His face hardened. The friendly pretense dropped. "Because I'm not an animal. Not yet. And because a war over a bodega gets us all killed. The noise would bring every walking corpse in a twenty block radius down on this street. We'd all lose."
There it was. The real reason. Cold, mutual survival. He wasn't being a good Samaritan. He was being smart.
"I need to talk to my friend," I said.
"Sure." He walked to the door and pulled it open for me. Daylight flooded back in. "But don't talk too long. The world outside ain't pausing for a committee meeting."
I stepped out. The door closed behind me. The bolt slid back home.
When I got to our gate, Jonah was there, the shotgun held too tight in his hands. "Well?"
"He wants to be allies. Watch each other's backs. Trade information."
"And you believe him?"
"I believe he doesn't want to die in a noisy, messy fight any more than we do." I took the shotgun from him. It was still loaded. I broke it open, just to be sure. "He's a tool. A sharp, dangerous tool. But a tool."
Jonah looked past me at the flower shop's boarded door. "So what do we do?"
"We do the math," I said. I led him back to the counter and pulled out the inventory notebook. The pages were filled with Jonah's neat handwriting. "We have food for maybe three weeks for two people. Less for three. Water is the real clock. We have about ten days of drinking water if we're stingy."
"The church," Jonah said. "The basement with the tank."
"It has a tank," I agreed. "It also has a basement full of Walkers who aren't making any noise. Clearing it alone is a death wish. Clearing it with a guy with an axe who might stab us in the back is also a risk. But maybe a smaller one."
"You want to team up with him to get the water?"
"I want to use him to get the water," I said, correcting him gently. "Then, once we have it, we see who he really is."
Jonah was quiet for a long time. He stared at the lists, at the numbers that were supposed to give us control. Finally, he let out a breath. It was the sound of something soft in him giving up. "Okay. What's the plan?"
"The plan is we don't trust him. We use him. We watch him closer than he could ever watch us. And if he becomes more trouble than he's worth..." I didn't finish. I didn't need to.

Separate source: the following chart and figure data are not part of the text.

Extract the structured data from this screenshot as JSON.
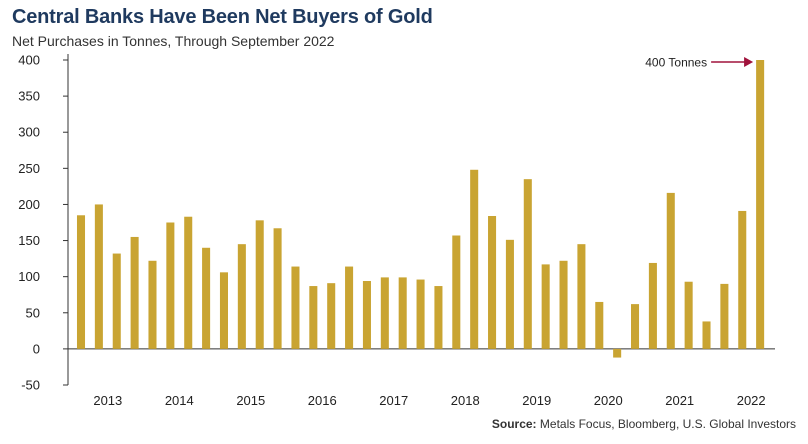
{
  "chart_data": {
    "type": "bar",
    "title": "Central Banks Have Been Net Buyers of Gold",
    "subtitle": "Net Purchases in Tonnes, Through September 2022",
    "xlabel": "",
    "ylabel": "",
    "ylim": [
      -50,
      400
    ],
    "yticks": [
      -50,
      0,
      50,
      100,
      150,
      200,
      250,
      300,
      350,
      400
    ],
    "grid": false,
    "year_labels": [
      "2013",
      "2014",
      "2015",
      "2016",
      "2017",
      "2018",
      "2019",
      "2020",
      "2021",
      "2022"
    ],
    "categories": [
      "2013 Q1",
      "2013 Q2",
      "2013 Q3",
      "2013 Q4",
      "2014 Q1",
      "2014 Q2",
      "2014 Q3",
      "2014 Q4",
      "2015 Q1",
      "2015 Q2",
      "2015 Q3",
      "2015 Q4",
      "2016 Q1",
      "2016 Q2",
      "2016 Q3",
      "2016 Q4",
      "2017 Q1",
      "2017 Q2",
      "2017 Q3",
      "2017 Q4",
      "2018 Q1",
      "2018 Q2",
      "2018 Q3",
      "2018 Q4",
      "2019 Q1",
      "2019 Q2",
      "2019 Q3",
      "2019 Q4",
      "2020 Q1",
      "2020 Q2",
      "2020 Q3",
      "2020 Q4",
      "2021 Q1",
      "2021 Q2",
      "2021 Q3",
      "2021 Q4",
      "2022 Q1",
      "2022 Q2",
      "2022 Q3"
    ],
    "values": [
      185,
      200,
      132,
      155,
      122,
      175,
      183,
      140,
      106,
      145,
      178,
      167,
      114,
      87,
      91,
      114,
      94,
      99,
      99,
      96,
      87,
      157,
      248,
      184,
      151,
      235,
      117,
      122,
      145,
      65,
      -12,
      62,
      119,
      216,
      93,
      38,
      90,
      191,
      400
    ],
    "annotation": "400 Tonnes",
    "bar_color": "#c9a432",
    "annotation_color": "#a0123c"
  },
  "footer": {
    "source_label": "Source:",
    "source_text": " Metals Focus, Bloomberg, U.S. Global Investors"
  }
}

The afternoon light was slanting through the gate slats now, painting long, distorted bars on the floor. I thought about Silas, alone in his shop of dead things. I thought about the Walkers, standing silent in the dark places, waiting. I thought about the gunshots. Pop-pop-pop. Closer together.
People were fighting people now.
And we were about to shake hands with the devil. Not out of friendship. Not out of hope.
Out of cold, brutal, simple math.
Survival wasn't just about what you could destroy anymore.
It was about what you were willing to hold onto, even if it burned your hands.